How to link the hint to the question?
Please help me check if my proof is correct:
Since $\sum\limits_{n=1}^\infty{a_n}$ is convergent, $R_n$ = $\sum\limits_{k=1}^n{a_n}$ is also convergent.
Since $\sum\limits_{n=1}^\infty{b_n}$ is divergent, $S_n$ = $\sum\limits_{k=1}^n{b_n}$ is also divergent.
Proof (by contradiction):
Assume that $T_{2n}$ = $R_{n}$ + $S_{n}$ (by hint) is convergent.
Since $\sum\limits_{k=1}^n(-1){a_n}$ = -$\sum\limits_{k=1}^n{a_n}$  converges,
  -$\sum\limits_{k=1}^n{a_n}$ + $\sum\limits_{k=1}^n{a_n+b_n}$ = $\sum\limits_{k=1}^n{b_n}$
This implies that $\sum\limits_{k=1}^n{b_n}$ converges.
Thus, there exists a contradiction since $\sum\limits_{k=1}^n{b_n}$ diverges.
This implies that $T_{2n}$ is divergent.
Therefore, $T_{n}$ diverges, which implies that $\sum\limits_{k=1}^\infty{c_n}$ diverges.
 A: Lets define 
$$R_n= \sum_{k=0}^n a_n \qquad S_n=\sum_{k=0}^n b_n \qquad T_n = \sum_{k=0}^n c_n$$
As
$$T_{2n}=R_n + S_n$$ 
we know that 
$$T_{2n}-R_n=S_n$$
If $T_{2n}$ is convergent, we would have convergent minus convergent equals divergent, which is impossible, hence $T_{2n}$ is divergent and hence $T_n$ is divergent. 

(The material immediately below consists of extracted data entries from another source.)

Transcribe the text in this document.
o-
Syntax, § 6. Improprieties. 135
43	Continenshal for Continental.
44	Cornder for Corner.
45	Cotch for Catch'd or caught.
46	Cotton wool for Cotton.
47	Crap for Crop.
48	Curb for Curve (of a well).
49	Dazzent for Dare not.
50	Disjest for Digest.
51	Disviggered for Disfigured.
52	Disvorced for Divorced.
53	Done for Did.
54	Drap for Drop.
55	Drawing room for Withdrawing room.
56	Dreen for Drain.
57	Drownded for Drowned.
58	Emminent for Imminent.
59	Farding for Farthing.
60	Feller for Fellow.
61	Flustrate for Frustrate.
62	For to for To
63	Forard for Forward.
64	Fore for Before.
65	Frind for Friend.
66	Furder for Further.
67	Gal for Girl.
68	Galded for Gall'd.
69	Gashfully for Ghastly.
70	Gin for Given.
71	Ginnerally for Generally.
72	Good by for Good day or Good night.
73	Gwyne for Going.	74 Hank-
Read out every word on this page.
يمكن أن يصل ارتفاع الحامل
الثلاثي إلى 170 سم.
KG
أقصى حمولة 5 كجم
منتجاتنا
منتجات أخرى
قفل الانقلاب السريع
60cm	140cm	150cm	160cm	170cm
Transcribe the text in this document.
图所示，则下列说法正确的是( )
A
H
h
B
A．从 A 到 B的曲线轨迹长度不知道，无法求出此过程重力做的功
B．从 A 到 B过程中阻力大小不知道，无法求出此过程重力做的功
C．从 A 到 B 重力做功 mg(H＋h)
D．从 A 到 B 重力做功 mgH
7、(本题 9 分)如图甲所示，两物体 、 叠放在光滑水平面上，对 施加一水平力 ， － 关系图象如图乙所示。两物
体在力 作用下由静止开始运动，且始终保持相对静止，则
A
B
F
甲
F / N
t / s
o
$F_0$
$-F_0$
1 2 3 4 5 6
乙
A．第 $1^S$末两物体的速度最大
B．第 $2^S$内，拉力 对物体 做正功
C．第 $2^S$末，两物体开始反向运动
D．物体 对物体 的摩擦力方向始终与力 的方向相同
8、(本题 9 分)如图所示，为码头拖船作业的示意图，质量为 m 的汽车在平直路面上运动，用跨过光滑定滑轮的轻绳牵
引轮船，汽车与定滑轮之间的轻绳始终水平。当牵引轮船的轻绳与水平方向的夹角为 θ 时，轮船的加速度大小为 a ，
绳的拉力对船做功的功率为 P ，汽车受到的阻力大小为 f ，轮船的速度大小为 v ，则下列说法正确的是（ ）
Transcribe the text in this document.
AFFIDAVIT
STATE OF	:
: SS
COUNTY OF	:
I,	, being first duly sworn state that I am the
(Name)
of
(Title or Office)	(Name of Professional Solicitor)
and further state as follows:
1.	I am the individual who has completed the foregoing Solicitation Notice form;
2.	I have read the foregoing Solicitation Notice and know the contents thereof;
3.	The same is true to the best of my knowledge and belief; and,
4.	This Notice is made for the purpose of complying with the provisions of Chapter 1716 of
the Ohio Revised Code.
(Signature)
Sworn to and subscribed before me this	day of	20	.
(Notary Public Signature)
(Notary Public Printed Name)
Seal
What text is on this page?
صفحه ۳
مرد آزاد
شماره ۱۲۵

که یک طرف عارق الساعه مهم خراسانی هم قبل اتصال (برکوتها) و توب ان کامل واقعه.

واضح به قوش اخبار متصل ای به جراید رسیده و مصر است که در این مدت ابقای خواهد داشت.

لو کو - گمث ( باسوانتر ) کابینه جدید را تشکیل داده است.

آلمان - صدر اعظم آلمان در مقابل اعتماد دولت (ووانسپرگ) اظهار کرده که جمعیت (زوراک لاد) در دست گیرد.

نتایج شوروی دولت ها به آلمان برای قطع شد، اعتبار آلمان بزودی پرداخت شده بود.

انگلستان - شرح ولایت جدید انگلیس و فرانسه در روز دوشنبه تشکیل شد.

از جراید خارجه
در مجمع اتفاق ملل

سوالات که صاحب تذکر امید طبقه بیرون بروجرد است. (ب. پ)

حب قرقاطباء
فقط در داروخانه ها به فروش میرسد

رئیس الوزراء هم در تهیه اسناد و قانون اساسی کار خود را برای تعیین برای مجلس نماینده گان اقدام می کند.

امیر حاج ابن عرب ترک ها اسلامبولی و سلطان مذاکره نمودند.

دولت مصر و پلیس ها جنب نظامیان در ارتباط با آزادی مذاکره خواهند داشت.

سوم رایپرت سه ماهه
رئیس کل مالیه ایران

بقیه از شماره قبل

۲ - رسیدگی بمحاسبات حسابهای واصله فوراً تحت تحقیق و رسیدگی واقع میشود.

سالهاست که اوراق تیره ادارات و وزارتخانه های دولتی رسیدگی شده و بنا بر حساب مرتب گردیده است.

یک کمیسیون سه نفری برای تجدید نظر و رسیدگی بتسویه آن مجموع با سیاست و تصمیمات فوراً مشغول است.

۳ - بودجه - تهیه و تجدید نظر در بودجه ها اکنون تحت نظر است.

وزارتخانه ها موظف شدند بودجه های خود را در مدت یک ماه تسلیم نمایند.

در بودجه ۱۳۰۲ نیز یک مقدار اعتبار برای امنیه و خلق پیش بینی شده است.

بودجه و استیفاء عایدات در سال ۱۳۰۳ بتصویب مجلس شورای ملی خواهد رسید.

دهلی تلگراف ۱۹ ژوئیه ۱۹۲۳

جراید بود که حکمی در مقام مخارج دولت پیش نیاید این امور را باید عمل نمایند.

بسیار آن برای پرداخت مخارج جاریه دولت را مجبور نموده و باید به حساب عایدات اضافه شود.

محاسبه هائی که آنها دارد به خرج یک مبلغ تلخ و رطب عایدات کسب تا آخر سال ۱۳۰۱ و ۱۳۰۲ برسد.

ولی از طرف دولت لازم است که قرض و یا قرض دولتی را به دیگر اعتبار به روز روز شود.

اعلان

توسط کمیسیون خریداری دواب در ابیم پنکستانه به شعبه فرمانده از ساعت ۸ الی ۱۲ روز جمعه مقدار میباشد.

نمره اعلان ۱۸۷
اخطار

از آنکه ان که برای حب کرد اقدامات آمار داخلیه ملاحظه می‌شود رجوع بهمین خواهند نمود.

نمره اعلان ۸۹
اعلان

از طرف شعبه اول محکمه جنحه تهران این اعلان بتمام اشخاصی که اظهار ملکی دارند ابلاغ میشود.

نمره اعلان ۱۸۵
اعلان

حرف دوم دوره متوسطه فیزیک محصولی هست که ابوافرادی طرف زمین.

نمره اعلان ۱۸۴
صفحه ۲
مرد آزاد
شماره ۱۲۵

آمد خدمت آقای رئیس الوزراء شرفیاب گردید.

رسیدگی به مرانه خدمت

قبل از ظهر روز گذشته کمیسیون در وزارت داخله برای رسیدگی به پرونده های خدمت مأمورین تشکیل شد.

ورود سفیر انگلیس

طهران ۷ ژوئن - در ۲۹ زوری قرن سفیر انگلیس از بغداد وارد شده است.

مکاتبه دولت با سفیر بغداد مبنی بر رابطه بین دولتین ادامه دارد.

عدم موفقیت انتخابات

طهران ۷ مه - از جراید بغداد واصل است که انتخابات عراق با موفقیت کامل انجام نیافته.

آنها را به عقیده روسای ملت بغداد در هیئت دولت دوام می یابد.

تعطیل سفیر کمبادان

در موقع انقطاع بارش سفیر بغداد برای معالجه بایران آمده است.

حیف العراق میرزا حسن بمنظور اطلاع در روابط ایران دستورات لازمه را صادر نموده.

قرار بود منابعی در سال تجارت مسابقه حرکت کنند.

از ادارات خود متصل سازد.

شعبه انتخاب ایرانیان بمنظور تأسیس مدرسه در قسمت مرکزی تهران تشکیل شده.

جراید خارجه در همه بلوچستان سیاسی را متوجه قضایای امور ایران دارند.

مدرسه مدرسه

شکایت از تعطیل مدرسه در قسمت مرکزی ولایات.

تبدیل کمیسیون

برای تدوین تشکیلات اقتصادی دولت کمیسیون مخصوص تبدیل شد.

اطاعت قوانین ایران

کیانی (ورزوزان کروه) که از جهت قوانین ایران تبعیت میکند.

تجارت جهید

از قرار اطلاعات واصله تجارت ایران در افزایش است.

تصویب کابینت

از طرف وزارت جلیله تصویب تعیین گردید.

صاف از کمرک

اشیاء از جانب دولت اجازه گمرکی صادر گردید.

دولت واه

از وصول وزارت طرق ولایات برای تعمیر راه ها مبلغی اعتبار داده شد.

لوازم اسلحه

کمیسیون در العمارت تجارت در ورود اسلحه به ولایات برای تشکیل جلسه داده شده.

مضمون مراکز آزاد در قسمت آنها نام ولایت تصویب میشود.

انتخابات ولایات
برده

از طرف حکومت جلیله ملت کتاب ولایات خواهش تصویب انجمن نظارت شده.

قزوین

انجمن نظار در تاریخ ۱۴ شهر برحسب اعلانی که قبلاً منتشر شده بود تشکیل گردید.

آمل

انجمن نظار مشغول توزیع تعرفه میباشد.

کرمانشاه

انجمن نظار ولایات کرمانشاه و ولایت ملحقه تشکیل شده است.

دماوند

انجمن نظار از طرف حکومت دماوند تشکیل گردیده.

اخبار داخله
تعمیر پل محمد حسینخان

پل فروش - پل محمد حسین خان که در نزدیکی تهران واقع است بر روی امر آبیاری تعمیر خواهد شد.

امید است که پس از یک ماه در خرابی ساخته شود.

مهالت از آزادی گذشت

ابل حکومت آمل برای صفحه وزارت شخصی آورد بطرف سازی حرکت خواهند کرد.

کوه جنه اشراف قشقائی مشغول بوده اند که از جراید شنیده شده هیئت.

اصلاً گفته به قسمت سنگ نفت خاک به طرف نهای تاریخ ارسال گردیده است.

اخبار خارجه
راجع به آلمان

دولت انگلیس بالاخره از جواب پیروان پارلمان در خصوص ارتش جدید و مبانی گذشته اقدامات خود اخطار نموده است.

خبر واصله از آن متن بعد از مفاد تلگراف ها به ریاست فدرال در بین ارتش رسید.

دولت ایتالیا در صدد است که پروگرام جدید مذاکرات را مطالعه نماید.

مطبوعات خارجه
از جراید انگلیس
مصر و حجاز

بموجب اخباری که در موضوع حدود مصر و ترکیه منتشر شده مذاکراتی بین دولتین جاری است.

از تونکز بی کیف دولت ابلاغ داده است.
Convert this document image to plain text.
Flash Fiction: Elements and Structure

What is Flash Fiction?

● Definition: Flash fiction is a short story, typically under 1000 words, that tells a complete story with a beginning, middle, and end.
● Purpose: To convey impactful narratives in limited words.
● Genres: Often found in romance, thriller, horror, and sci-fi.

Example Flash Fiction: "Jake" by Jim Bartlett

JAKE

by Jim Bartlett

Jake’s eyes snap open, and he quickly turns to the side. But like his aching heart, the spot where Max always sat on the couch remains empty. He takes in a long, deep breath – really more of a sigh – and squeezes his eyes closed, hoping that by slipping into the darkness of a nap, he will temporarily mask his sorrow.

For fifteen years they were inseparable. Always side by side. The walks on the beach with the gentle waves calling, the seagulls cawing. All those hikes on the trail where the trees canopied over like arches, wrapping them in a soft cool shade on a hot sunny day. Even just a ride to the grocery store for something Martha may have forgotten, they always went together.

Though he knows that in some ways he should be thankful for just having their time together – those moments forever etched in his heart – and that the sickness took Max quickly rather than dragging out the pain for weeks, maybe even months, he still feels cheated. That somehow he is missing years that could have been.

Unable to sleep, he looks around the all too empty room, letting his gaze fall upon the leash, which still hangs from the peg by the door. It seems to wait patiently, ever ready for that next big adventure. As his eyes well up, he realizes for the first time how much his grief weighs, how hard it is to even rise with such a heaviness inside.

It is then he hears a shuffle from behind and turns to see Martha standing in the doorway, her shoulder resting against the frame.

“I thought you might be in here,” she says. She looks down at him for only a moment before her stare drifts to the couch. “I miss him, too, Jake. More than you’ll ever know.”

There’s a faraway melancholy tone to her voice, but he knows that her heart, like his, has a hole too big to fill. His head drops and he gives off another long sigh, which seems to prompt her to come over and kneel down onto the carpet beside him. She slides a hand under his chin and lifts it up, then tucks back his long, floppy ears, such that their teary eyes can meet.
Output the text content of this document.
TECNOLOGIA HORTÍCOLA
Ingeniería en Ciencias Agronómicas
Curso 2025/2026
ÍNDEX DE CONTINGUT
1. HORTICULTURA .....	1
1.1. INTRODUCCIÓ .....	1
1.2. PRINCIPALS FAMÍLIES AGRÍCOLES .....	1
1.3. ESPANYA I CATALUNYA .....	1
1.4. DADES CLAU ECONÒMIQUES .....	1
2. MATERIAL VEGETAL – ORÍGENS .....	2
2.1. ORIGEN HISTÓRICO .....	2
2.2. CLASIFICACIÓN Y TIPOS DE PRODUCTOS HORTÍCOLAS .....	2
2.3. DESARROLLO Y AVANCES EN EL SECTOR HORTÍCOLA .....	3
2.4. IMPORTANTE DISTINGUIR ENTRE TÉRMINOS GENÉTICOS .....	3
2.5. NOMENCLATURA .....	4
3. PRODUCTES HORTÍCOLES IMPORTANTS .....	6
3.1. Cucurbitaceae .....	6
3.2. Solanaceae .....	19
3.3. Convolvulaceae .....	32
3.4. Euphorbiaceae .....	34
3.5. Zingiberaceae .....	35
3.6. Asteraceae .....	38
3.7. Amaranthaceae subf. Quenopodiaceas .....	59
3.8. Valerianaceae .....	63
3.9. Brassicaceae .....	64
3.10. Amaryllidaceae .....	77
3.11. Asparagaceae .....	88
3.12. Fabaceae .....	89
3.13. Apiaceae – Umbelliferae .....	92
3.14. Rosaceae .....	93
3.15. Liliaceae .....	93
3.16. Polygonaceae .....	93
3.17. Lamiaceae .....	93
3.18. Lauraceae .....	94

A: Hint: consider the series
$$
\sum_{n=1}^\infty(c_{2n-1}+c_{2n})
$$
More:
$$
\begin{align}
T_{2n}
&=\sum_{k=1}^n(c_{2k-1}+c_{2k})\\
&=\sum_{k=1}^n(a_k+b_k)\\
&=R_n+S_n
\end{align}
$$
Assume that $T_n$ converges; then $T_{2n}$ also converges (any subsequence of a convergent sequence converges). Thus, $S_n=T_{2n}-R_n$ is convergent (the difference of two convergent sequences is convergent). However, $S_n$ does not converge, therefore, our assumption is false. That is, $T_n$ is divergent.
A: Can $T_{2n}$ be convergent? 
Assume it is so. Then, since $R_n$ is also convergent we have $T_{2n}-R_n = S_n$ is also convergent. Which means $\sum\limits_{n=1}^\infty{b_n}$ is convergent. This is a contradiction. 
Therefore $T_{2n}$ is divergent. Hence, $T_{n}$ is divergent. Which means $\sum\limits_{n=1}^\infty{c_n}$ is divergent.